The second threat is the lack of resources for small peacebuilding groups. Many lack support to their activities and have restricted access to financing. Discussing the impact of organisations on peace processes, some participants emphasised these challenges. Mariam B. Barandia, founder of Filipino group Kapamagogopa Incorporated, said that small groups face difficulties in their activities in crisis zones and often have to work as volunteers. There are also serious consequences for women in conflict zones, as well as the alienation of and divisions between ethnic and religious groups during crises.

Common opportunities were highlighted by the teamwork in training sessions including “Dialogue as a trio”. Divided into teams, participants spent time identifying key challenges and developing strategies to create joint peacemaking projects.

Events in crisis and post-conflict regions often change rapidly and dramatically. Therefore, it is important to share experiences with those working on peace processes at a local level. Many peacebuilders noted that a wave of asylum seekers and migrants in recent years demonstrated the strong impact of violence and war on all countries.

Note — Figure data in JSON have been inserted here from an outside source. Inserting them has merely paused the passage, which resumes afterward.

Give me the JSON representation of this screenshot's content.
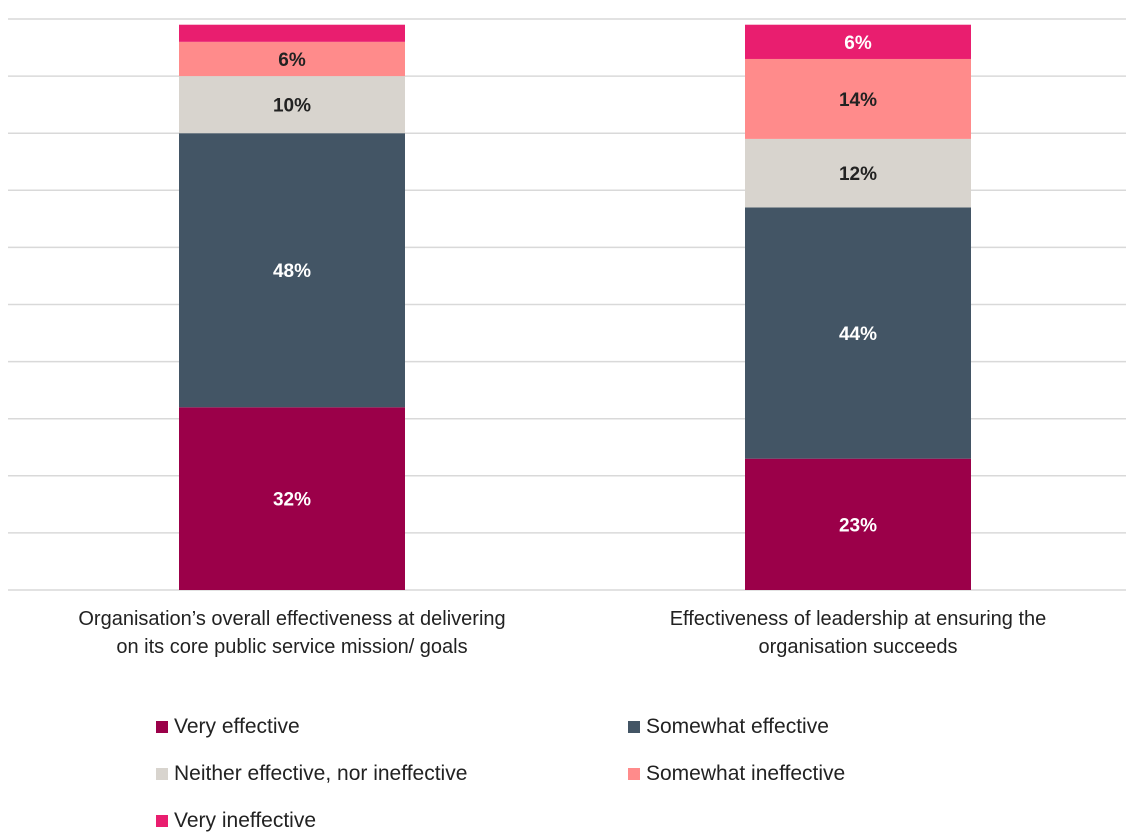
{
  "chart_data": {
    "type": "bar",
    "stacked": true,
    "orientation": "vertical",
    "categories": [
      [
        "Organisation’s overall effectiveness at delivering",
        "on its core public service mission/ goals"
      ],
      [
        "Effectiveness of leadership at ensuring the",
        "organisation succeeds"
      ]
    ],
    "series": [
      {
        "name": "Very effective",
        "color": "#9b0049",
        "values": [
          32,
          23
        ],
        "labels": [
          "32%",
          "23%"
        ],
        "label_color": "#ffffff"
      },
      {
        "name": "Somewhat effective",
        "color": "#435565",
        "values": [
          48,
          44
        ],
        "labels": [
          "48%",
          "44%"
        ],
        "label_color": "#ffffff"
      },
      {
        "name": "Neither effective, nor ineffective",
        "color": "#d8d4ce",
        "values": [
          10,
          12
        ],
        "labels": [
          "10%",
          "12%"
        ],
        "label_color": "#222222"
      },
      {
        "name": "Somewhat ineffective",
        "color": "#ff8b8b",
        "values": [
          6,
          14
        ],
        "labels": [
          "6%",
          "14%"
        ],
        "label_color": "#222222"
      },
      {
        "name": "Very ineffective",
        "color": "#e91e6f",
        "values": [
          3,
          6
        ],
        "labels": [
          "",
          "6%"
        ],
        "label_color": "#ffffff"
      }
    ],
    "ylim": [
      0,
      100
    ],
    "grid": true,
    "y_axis_visible": false,
    "legend_position": "bottom"
  }
}
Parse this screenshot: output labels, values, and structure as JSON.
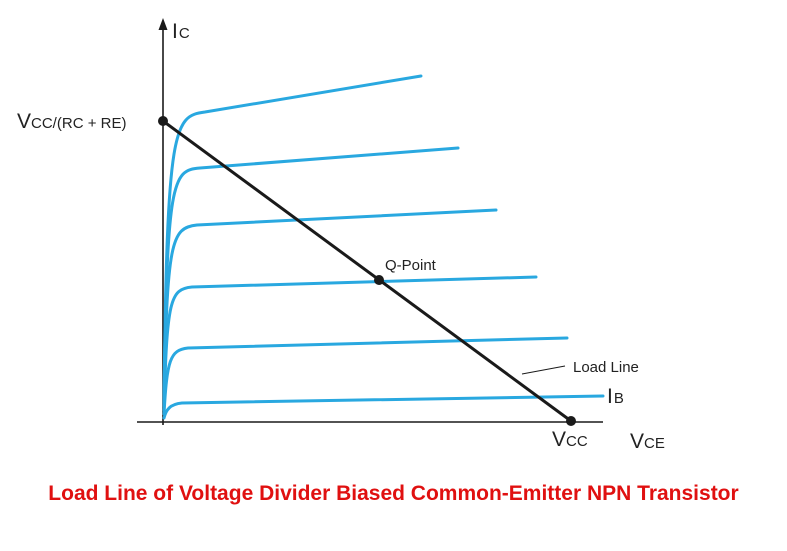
{
  "labels": {
    "y_axis_main": "I",
    "y_axis_sub": "C",
    "x_axis_main": "V",
    "x_axis_sub": "CE",
    "intercept_y_main": "V",
    "intercept_y_part1": "CC/(R",
    "intercept_y_sub_c": "C",
    "intercept_y_part2": " + R",
    "intercept_y_sub_e": "E",
    "intercept_y_close": ")",
    "intercept_x_main": "V",
    "intercept_x_sub": "CC",
    "q_point": "Q-Point",
    "load_line": "Load Line",
    "base_current_main": "I",
    "base_current_sub": "B"
  },
  "title": "Load Line of Voltage Divider Biased Common-Emitter NPN Transistor",
  "colors": {
    "curves": "#29a8e0",
    "load_line": "#1a1a1a",
    "title": "#e01010",
    "axes": "#1a1a1a"
  },
  "characteristic_curve_count": 6
}
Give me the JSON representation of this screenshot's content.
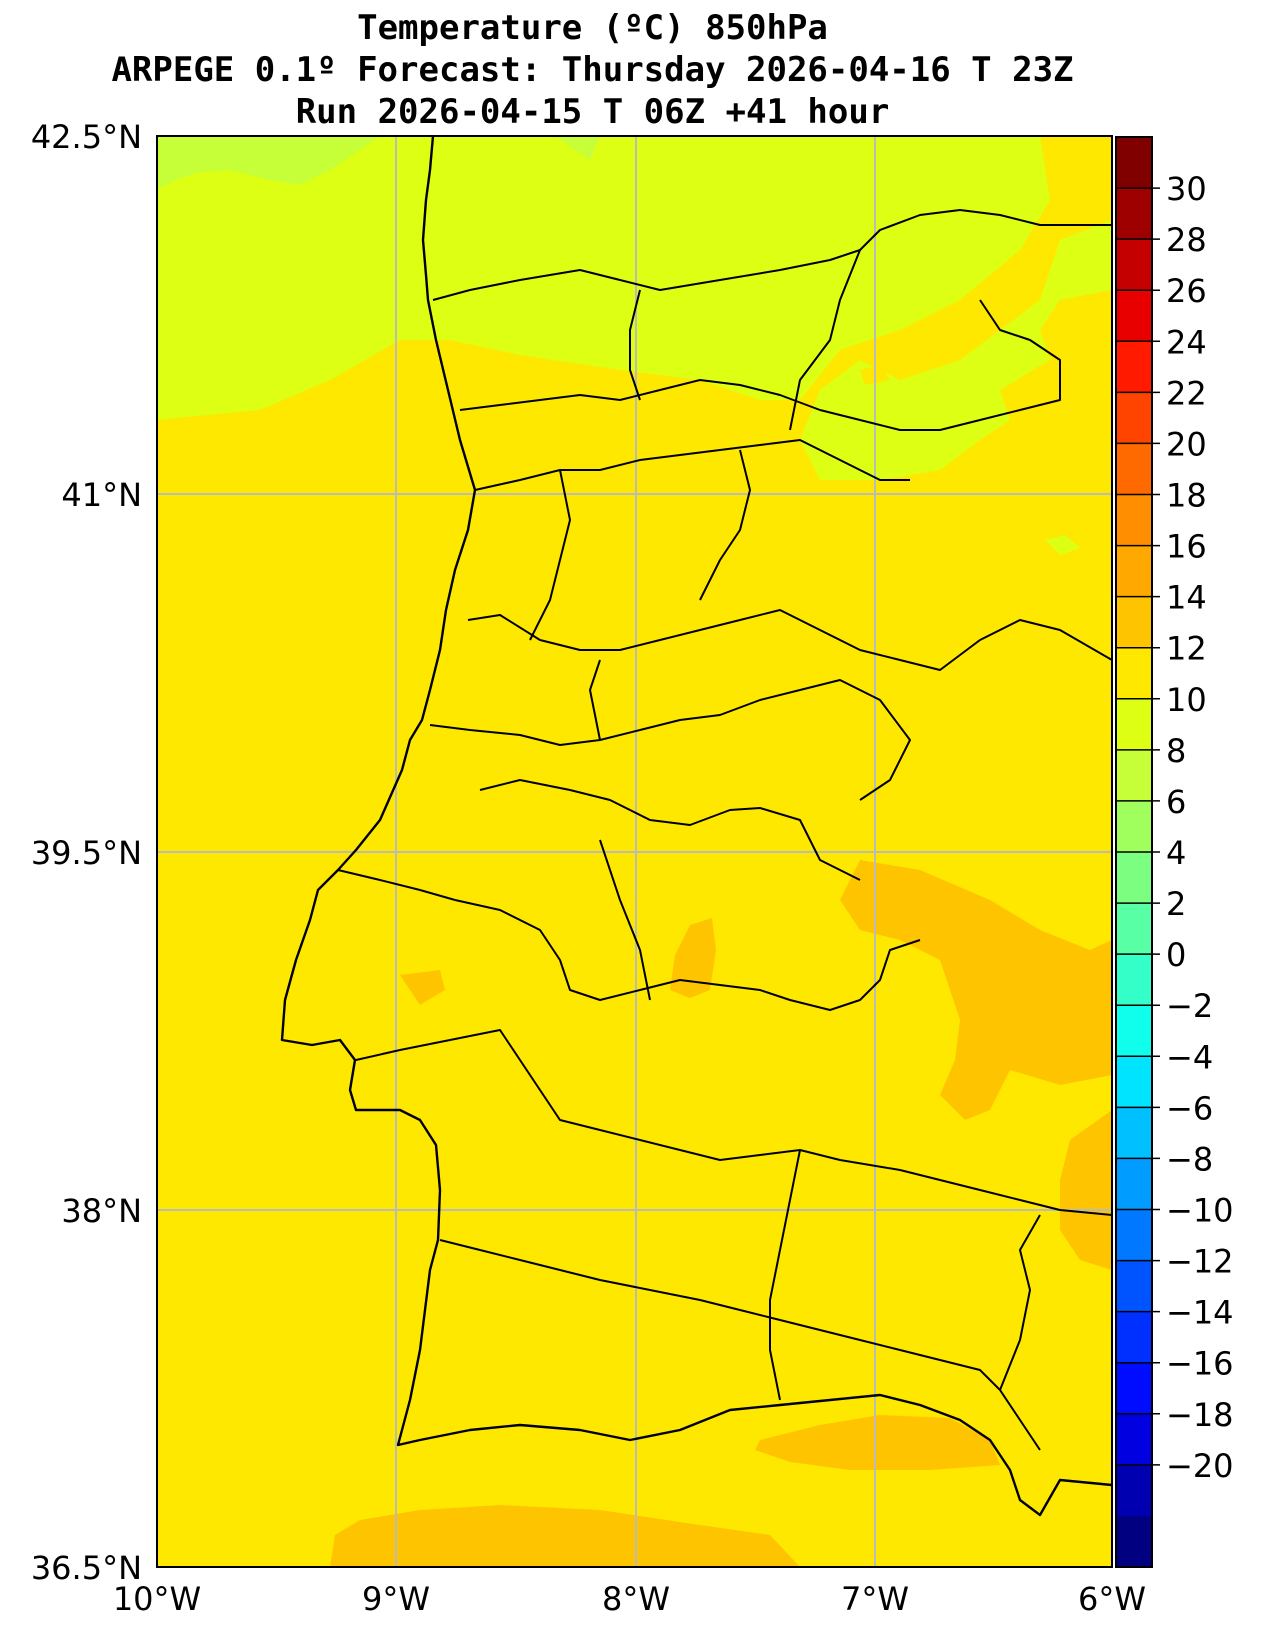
{
  "title": {
    "line1": "Temperature (ºC) 850hPa",
    "line2": "ARPEGE 0.1º Forecast: Thursday 2026-04-16 T 23Z",
    "line3": "Run 2026-04-15 T 06Z +41 hour"
  },
  "map": {
    "lon_range": [
      -10,
      -6
    ],
    "lat_range": [
      36.5,
      42.5
    ],
    "gridlines": true,
    "lat_labels": [
      "42.5°N",
      "41°N",
      "39.5°N",
      "38°N",
      "36.5°N"
    ],
    "lon_labels": [
      "10°W",
      "9°W",
      "8°W",
      "7°W",
      "6°W"
    ],
    "colors": {
      "base_12_14": "#ffe800",
      "band_10_12": "#dcff14",
      "band_8_10": "#c6ff38",
      "band_14_16": "#ffc400"
    }
  },
  "colorbar": {
    "labels": [
      "30",
      "28",
      "26",
      "24",
      "22",
      "20",
      "18",
      "16",
      "14",
      "12",
      "10",
      "8",
      "6",
      "4",
      "2",
      "0",
      "−2",
      "−4",
      "−6",
      "−8",
      "−10",
      "−12",
      "−14",
      "−16",
      "−18",
      "−20"
    ],
    "colors": [
      "#800000",
      "#9e0000",
      "#c40000",
      "#e80000",
      "#ff1a00",
      "#ff4400",
      "#ff6a00",
      "#ff8e00",
      "#ffa800",
      "#ffc400",
      "#ffe800",
      "#dcff14",
      "#c6ff38",
      "#a0ff5c",
      "#7cff80",
      "#58ffa4",
      "#34ffc8",
      "#10ffec",
      "#00e4ff",
      "#00c0ff",
      "#009cff",
      "#0078ff",
      "#0054ff",
      "#0030ff",
      "#000cff",
      "#0000e0",
      "#0000b0",
      "#000080"
    ]
  }
}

The solution to refugee issues depends on the successful peacebuilding efforts of governments and civil society. But activists at the Summit say that it is difficult to implement ideas with no support from the international community.

The peacebuilders later met German legislators, politicians and representatives of civil society at the Bundestag and German Foreign Ministry. They discussed these issues and the role of the German government in strengthening the efforts of local activists, their communities and countries.

Where next?

The Peacebuilder Summit should become a professional platform for development cooperation
Since my participation in the summit, I have spent time thinking about the need for further action.

First, the Peacebuilder Summit should become a professional platform for development cooperation between peacebuilding organisations around the world.

It is necessary for peacebuilders to be in constant contact, to share experiences and create and implement team projects. This will help us better understand why some countries and regions are more stable than others. How are some able to mitigate the tension without breaking down? By working together we can learn each other's practices and identify the tools that support sustainable peace.

Such an approach would complement existing strategies of conflict prevention available to policymakers, as well as helping to create new prevention mechanisms.

Cooperation on a common platform would also motivate the peacebuilding community to take further progressive steps.

For example, we have to review the balance between the study of peace and the study of violence and to disseminate this experience.

This would improve the comprehension of international donors and organisations of how to support peace work and build interaction between NGOs in different regions in the world. This would be beneficial to all of us trying to build a more peaceful world.

The Global Peacebuilder Summit was organized by the Culture Counts Foundation with the support of the Foreign Ministry of Germany.